Un navire civil transportant de l’aide pour la population de Gaza a été stoppé par les forces navales israéliennes, ce lundi, alors qu’il tentait de franchir le blocus imposé à l’enclave palestinienne. Le voilier, baptisé Madleen, comptait à son bord une douzaine de militants internationaux, dont la militante suédoise Greta Thunberg et l’eurodéputée franco-palestinienne Rima Hassan.
Parti d’Italie début juin, le bateau faisait partie d’une action menée par la “Coalition de la flottille pour la liberté”, une initiative civile qui mêle engagement humanitaire et contestation politique du blocus israélien.
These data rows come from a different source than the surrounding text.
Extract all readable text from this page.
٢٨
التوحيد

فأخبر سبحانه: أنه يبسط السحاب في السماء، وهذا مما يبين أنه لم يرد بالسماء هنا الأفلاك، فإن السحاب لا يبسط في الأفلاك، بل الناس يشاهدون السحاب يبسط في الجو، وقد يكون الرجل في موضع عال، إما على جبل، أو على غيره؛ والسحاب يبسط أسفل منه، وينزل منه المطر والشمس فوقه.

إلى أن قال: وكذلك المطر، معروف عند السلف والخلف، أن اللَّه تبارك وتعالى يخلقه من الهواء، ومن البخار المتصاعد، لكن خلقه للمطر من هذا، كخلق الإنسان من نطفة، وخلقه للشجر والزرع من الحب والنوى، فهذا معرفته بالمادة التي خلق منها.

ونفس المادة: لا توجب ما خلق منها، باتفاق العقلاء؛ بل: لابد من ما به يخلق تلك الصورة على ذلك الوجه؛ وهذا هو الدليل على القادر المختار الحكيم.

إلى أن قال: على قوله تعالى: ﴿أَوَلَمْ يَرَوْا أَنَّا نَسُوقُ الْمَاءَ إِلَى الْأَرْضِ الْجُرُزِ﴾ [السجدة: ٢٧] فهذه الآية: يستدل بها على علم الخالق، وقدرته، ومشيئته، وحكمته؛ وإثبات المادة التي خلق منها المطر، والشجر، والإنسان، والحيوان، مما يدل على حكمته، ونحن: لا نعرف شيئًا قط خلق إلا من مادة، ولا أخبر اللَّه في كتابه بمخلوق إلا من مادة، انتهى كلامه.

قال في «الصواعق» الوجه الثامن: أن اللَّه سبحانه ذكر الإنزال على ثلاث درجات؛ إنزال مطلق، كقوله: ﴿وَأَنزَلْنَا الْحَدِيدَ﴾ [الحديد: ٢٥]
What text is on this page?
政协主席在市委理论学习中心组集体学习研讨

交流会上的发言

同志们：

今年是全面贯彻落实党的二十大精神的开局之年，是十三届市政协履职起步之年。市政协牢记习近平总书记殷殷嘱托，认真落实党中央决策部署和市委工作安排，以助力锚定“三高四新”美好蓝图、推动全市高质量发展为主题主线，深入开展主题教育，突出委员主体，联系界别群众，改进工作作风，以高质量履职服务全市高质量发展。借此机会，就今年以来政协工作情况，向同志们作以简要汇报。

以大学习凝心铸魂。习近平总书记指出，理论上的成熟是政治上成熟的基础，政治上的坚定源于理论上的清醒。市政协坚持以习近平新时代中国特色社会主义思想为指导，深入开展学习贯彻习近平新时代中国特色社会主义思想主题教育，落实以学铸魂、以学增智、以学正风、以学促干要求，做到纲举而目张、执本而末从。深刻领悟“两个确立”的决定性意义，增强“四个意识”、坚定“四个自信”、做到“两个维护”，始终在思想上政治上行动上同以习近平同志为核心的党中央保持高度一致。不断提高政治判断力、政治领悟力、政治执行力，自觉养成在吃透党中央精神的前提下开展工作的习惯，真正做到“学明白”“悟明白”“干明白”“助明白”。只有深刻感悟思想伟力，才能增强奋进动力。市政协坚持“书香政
L’organisation a perdu le contact avec le voilier dans la nuit de dimanche à lundi, avant d’annoncer qu’il avait été intercepté en mer, dans des conditions jugées contraires au droit international.
Une vidéo diffusée par les organisateurs, enregistrée avant le départ, montre Greta Thunberg évoquant un possible “enlèvement en pleine mer”. Les autorités israéliennes n’ont pas précisé la position exacte où l’intervention a eu lieu, mais ont affirmé que le navire avait été escorté vers le port d’Ashdod, au sud du pays, pour débarquement des passagers.
L’opération a suscité des réactions vives sur la scène internationale. L’Iran a parlé d’un “acte de piraterie”, la Turquie a condamné une “attaque illégale”, et la France a indiqué œuvrer pour un retour rapide de ses ressortissants. Selon Tel Aviv, les passagers devraient être prochainement renvoyés vers leurs pays d’origine. Des images relayées par le ministère des Affaires étrangères israélien montrent les passagers recevant eau et nourriture, munis de gilets de sauvetage.
De son côté, le gouvernement israélien a accusé les activistes d’avoir orchestré une “manœuvre médiatique”, estimant que leur objectif n’était pas d’acheminer de l’aide mais de créer un événement politique. “Israël ne tolérera aucune tentative de briser le blocus maritime, dont le but est d’empêcher les transferts d’armes au Hamas”, a rappelé le ministre de la Défense Israël Katz.
La tension reste vive alors que la guerre déclenchée après l’attaque du Hamas le 7 octobre 2023 continue de ravager la bande de Gaza. Plus de 54 000 Palestiniens, en majorité des civils, ont péri dans les frappes israéliennes selon les autorités de santé locales, des chiffres considérés crédibles par l’ONU. De son côté, Israël déplore 1 218 morts, principalement des civils, lors de l’assaut initial du Hamas, et indique que 55 otages seraient toujours retenus dans la bande de Gaza, dont au moins 31 morts.
Depuis la prise de pouvoir du Hamas en 2007, Gaza vit sous un blocus quasi total, renforcé depuis le début du conflit actuel. La tentative de forcer ce blocus rappelle l’assaut meurtrier de 2010 contre une précédente flottille humanitaire, qui s’était soldé par la mort de dix militants.